Diana started volunteering at the California Raptor Center during the summer of 2012 while completing her undergraduate coursework in Avian Sciences at UC Davis. As an aspiring wildlife biologist, she was looking for hands-on experience working with birds. Raptors, Diana says, have always been one of her favorite animal groups, so she jumped at the chance to volunteer at the CRC. Since then, her years of volunteering at the CRC have been full of life-changing moments.
L-R: Diana teaching a raptor-drawing class at the CRC; one of Diana's amazing works of art
In 2014, the Raptor Center received a human-imprinted Turkey Vulture. He was not fearful of humans and was frequently found at the front of his enclosure during feeding, attempting to reach through the bars to interact with his caregivers.

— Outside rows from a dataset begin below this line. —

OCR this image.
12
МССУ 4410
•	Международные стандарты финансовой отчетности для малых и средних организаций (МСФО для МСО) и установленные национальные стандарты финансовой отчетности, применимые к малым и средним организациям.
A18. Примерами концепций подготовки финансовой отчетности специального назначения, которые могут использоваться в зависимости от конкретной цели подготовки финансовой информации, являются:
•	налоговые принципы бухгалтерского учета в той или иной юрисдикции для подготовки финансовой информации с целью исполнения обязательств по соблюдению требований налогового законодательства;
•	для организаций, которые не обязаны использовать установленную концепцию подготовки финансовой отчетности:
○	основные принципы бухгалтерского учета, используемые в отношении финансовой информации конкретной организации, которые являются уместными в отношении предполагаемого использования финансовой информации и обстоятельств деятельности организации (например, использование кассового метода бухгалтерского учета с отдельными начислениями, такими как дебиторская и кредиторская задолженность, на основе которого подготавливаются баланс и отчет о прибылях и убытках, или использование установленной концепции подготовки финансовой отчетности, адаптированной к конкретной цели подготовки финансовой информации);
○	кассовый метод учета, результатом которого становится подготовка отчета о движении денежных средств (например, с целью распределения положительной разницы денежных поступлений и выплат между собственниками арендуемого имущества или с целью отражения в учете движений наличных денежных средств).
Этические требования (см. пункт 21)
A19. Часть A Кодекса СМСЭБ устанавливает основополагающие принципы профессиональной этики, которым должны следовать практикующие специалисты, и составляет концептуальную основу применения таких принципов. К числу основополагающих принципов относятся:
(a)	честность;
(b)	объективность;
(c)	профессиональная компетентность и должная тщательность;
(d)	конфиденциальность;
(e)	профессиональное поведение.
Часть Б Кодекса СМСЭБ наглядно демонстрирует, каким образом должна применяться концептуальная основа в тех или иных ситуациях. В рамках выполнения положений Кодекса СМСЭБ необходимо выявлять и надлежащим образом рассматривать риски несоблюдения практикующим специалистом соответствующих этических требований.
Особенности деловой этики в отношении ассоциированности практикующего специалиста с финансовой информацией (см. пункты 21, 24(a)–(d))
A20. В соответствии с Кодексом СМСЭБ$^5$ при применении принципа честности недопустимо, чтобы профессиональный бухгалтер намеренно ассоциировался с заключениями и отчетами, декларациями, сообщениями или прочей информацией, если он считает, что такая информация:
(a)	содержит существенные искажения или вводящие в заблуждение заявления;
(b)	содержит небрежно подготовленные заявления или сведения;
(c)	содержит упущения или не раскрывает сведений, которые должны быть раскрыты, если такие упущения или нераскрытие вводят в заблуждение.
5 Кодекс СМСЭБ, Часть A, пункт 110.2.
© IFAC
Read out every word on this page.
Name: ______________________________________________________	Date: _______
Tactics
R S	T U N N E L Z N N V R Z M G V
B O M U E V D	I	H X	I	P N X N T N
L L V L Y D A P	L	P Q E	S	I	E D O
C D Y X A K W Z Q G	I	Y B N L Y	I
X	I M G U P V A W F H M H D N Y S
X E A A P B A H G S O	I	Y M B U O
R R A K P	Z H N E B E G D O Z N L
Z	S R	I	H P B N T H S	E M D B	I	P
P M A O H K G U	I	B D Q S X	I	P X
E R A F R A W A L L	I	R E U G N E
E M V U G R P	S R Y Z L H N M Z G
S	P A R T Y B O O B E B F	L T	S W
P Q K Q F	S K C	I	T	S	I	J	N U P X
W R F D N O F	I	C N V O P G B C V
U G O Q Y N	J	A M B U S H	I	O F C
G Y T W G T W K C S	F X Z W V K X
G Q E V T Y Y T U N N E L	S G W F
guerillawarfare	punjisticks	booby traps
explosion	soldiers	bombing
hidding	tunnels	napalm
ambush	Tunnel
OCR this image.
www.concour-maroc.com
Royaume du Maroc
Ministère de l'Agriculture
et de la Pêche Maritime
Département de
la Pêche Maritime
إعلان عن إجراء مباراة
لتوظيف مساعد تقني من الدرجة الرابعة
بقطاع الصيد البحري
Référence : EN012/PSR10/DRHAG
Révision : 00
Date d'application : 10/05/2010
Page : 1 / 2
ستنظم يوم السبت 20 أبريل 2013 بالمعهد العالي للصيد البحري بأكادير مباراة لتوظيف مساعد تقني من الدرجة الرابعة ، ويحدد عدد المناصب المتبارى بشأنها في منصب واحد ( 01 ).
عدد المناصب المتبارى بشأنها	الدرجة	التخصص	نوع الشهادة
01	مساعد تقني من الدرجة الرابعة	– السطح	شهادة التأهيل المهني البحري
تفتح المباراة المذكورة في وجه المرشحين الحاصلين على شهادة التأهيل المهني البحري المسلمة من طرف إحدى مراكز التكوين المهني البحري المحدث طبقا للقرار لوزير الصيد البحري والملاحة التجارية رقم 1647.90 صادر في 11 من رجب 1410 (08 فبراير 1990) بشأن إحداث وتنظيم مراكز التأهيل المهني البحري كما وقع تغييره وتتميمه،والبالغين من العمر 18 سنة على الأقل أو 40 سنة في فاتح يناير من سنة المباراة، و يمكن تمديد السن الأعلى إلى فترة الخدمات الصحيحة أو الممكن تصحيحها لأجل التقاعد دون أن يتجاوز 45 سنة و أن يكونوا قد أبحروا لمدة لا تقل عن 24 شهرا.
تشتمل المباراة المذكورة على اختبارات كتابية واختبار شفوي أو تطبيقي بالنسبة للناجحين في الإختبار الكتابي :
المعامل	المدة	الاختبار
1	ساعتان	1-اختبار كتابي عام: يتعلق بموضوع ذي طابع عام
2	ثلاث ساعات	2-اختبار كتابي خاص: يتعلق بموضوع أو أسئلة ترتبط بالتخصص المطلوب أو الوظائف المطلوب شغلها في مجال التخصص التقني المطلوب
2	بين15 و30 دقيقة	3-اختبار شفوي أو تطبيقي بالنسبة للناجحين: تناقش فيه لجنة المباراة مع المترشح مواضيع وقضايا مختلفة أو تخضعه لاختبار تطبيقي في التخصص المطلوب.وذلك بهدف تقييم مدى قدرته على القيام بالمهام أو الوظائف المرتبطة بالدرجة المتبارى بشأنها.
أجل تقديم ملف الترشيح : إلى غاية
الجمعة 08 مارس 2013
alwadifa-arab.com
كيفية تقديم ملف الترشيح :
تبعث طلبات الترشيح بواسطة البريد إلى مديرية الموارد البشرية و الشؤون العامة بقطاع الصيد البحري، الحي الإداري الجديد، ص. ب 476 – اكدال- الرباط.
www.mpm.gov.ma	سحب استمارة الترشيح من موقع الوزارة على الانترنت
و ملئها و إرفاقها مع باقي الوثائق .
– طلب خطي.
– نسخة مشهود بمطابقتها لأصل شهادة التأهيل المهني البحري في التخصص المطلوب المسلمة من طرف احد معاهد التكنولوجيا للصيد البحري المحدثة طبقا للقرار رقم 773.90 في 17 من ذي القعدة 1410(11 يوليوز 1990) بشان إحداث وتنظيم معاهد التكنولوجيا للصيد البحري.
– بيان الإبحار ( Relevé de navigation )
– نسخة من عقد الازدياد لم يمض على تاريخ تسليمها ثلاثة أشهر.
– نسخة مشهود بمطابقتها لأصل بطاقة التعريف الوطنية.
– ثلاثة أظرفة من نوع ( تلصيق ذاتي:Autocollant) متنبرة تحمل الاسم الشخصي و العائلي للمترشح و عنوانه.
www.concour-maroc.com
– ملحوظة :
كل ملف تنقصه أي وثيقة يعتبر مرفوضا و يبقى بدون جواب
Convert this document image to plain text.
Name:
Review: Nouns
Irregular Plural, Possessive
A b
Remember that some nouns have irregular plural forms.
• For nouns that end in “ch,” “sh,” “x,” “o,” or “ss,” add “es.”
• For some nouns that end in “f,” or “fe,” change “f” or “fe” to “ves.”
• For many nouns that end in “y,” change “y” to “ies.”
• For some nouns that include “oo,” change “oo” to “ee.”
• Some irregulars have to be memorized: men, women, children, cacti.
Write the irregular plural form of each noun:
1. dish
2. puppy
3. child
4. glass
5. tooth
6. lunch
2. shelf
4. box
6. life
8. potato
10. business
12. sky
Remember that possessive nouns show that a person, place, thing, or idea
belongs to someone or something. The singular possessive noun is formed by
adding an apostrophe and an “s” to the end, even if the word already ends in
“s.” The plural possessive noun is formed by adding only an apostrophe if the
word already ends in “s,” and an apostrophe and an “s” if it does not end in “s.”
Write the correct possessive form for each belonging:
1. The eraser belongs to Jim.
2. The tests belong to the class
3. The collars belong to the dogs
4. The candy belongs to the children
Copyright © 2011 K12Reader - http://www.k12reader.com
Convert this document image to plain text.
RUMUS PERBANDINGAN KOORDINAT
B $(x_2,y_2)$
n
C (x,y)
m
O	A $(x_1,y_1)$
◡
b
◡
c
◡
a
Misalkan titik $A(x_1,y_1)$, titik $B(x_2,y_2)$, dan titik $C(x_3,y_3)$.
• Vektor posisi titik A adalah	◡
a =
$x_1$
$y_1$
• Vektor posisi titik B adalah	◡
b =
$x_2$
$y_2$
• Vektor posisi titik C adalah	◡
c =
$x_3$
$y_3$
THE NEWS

Diana and fellow volunteer Rachel Avila decided to attempt to train the non-releasable Turkey Vulture, then named “Orion”, as an educational ambassador. Vultures present unique training challenges given their relatively large size, inclination to nibble, and propensity to “decorate” gloves with their excrement. However, with patience and some trial and error, the two women figured it out, and Orion quickly settled into his new role as an ambassador for his species. Working with Orion kindled a lifelong love for vultures in Diana—so much so that she subsequently interned at Pinnacles National Park with the California Condor Recovery Program. Tragically, Orion passed away suddenly in 2015 from unknown causes. Orion’s death devastated Diana, but their time working together gave her the resolve to study vultures in the future.
Diana handling educational ambassador Orion for a class visit to the CRC
The Raptor Center played a pivotal role in Diana’s development as an individual and as a scientist. Diana describes herself as having been “painfully shy” prior to volunteering at the CRC, but she now assists with off-site education programs and has taught a few raptor drawing classes. Diana currently works as a Biological Science Technician for the U.S. Geological Survey and is concurrently pursuing a Master of Science in Ecology at UC Davis. Although her current project is centered on Black-crowned Night-Herons, her ultimate goal is to become involved in vulture research and conservation.